Fatima, a 34-year-old mother of four who moved to Libya at the age of 12, led her family back on a six-day journey across the Sahara to Agadez in a convoy of 100 cars filled with other returnees.
“In Libya, Tuareg could get everything for free: water, electricity, school, health care,” she reminisced while fluffing couscous under a canvas shade held up by wooden poles in the front yard of an Agadez mud home.
“Now we don’t know what to do. If the government doesn’t help us, things are going to get worse fast. There are many of us,” she said. She declined to give her last name out of concern for her security.
Niger’s government has appealed for international help, fearing an influx of Libyan weapons, such as Gadhafi’s cache of surface-to-air missiles, and a humanitarian crisis. Authorities are also quick to point out that the regional instability could have repercussions outside its own small backyard of the world.
Al Qaida’s North Africa offshoot, known as al Qaida in the Islamic Maghreb — Maghreb means “west” in Arabic — has moved south of its origins in southern Algeria into Mauritania, northern Mali and northern Niger.
Officials say there are close links between the Tuareg smugglers and the al Qaida group, which derives its Islamist support mainly from the Arabized groups of North Africa. Both groups profit from the collusion, and Tuareg admit that their bandits have kidnapped Westerners and sold them to al Qaida in the Islamic Maghreb as hostages.
The kidnappings have halted a brief economic surge from foreign tourism. Some fear that the flood of youth, the destabilization of Libya and anger against the West could give al Qaida in the Islamic Maghreb an opportunity to make more inroads south into Mali and Niger and east into Libya.

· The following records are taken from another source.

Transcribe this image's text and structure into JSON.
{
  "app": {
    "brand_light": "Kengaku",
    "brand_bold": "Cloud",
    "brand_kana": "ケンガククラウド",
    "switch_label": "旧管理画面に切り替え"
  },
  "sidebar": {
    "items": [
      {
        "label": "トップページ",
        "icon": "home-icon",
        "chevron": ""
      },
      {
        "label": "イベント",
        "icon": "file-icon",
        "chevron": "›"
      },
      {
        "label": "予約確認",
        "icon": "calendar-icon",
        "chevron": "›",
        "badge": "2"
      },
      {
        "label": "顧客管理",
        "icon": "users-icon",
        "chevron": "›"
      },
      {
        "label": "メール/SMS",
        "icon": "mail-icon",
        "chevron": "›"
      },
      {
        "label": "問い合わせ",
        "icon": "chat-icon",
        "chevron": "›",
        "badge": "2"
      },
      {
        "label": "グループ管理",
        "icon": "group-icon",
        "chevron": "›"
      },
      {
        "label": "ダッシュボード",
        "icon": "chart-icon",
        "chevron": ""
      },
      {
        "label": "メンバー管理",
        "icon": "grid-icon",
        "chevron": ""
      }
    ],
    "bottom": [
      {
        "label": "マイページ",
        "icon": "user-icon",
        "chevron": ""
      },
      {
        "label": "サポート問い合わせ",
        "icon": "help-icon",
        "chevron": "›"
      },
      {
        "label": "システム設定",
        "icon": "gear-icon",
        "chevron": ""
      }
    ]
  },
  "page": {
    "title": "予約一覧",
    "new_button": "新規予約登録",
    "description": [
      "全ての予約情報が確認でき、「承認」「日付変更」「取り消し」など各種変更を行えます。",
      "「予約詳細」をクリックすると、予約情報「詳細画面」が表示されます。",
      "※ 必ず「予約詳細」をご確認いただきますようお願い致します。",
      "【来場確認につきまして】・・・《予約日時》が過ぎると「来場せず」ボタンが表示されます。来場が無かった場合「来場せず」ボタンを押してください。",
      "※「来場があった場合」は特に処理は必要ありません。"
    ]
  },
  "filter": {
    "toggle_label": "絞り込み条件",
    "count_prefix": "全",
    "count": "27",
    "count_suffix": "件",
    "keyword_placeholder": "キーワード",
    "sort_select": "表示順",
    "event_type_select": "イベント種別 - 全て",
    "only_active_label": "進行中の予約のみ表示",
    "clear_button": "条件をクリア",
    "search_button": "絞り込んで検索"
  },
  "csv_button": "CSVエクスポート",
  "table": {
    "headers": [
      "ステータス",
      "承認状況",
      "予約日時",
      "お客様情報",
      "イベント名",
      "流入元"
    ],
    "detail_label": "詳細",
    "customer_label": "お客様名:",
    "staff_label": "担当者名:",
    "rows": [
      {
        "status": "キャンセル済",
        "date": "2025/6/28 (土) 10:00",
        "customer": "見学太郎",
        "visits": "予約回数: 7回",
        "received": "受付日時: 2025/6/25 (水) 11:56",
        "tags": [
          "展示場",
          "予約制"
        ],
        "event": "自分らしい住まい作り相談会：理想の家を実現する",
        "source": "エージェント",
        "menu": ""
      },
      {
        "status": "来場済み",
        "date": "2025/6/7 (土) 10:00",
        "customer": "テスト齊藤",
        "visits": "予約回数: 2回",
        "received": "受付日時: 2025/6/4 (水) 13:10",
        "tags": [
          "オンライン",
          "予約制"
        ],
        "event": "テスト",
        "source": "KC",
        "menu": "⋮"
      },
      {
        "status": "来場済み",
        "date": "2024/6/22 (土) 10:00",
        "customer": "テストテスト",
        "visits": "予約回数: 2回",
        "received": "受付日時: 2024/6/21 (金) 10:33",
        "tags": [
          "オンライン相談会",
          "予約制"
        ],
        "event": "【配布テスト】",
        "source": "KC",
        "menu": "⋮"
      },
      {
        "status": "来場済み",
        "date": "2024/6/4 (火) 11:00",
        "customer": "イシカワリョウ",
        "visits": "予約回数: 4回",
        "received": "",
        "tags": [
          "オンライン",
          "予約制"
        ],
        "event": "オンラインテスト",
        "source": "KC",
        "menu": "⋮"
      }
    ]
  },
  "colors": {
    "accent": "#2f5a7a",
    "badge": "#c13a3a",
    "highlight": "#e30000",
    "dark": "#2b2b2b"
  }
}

Regardless, the expected influx of weapons and likely entry of some Tuareg returnees into the smuggling activities probably will prove a short-term boon for the al Qaida offshoot, which sent fighters to Iraq and Afghanistan but has yet to prove capable of striking on its own beyond its base.
There are also fears of another Tuareg rebellion or even a protracted Gadhafi-led insurgency in Libya that sucks in the wider region.
“As long as he is alive, people will fight for him,” warned Aghaly ag Alambo, who led the Niger Movement for Justice, a rebel group, in 2007.
After the 2009 peace deal, Alambo moved to Tripoli at Gadhafi’s invitation. He returned to Niger in early September in a convoy that also carried Abdullah Mansour Dhao, Gadhafi’s personal security chief, and other senior Libyan officials.
“From what I’m hearing, the guy is determined to die in Libya,” Alambo said of Gadhafi. “He had the opportunity and means to flee, and he did not.”
Even if Gadhafi is captured or killed, one idea of his that could live on is the creation of a Tuareg state carved out of the Sahara.
For those disenchanted youth, many armed, streaming back to countries to which they have little connection, Tuareg nationalism could prove a powerful rallying cry and a unifying cause.
“That Tuareg state won’t happen, but just the idea of it could make a big mess in the region,” said Anako, the Tuareg politician and former rebel.
Alambo, who wore frameless spectacles and a white turban when he was interviewed at his home in Niger’s capital, Niamey, warned that al Qaida and criminal elements are strengthening from the instability. “It’s not hard to see what is happening,” he said.
“Nothing has changed,” he said, since the 2009 peace deal, which he characterized as “nothing but empty promises.”
He advised the Niger government to quickly find a way to secure the nation’s borders and offer social programs to occupy the youth.
And what if Niger’s poor and nascent administration, still struggling to right itself after a February 2010 pro-democracy coup, fails to meet its returning citizens’ demands?
“At that point, the seed the West has planted will grow,” the former rebel leader replied with an amused look of I-told-you-so.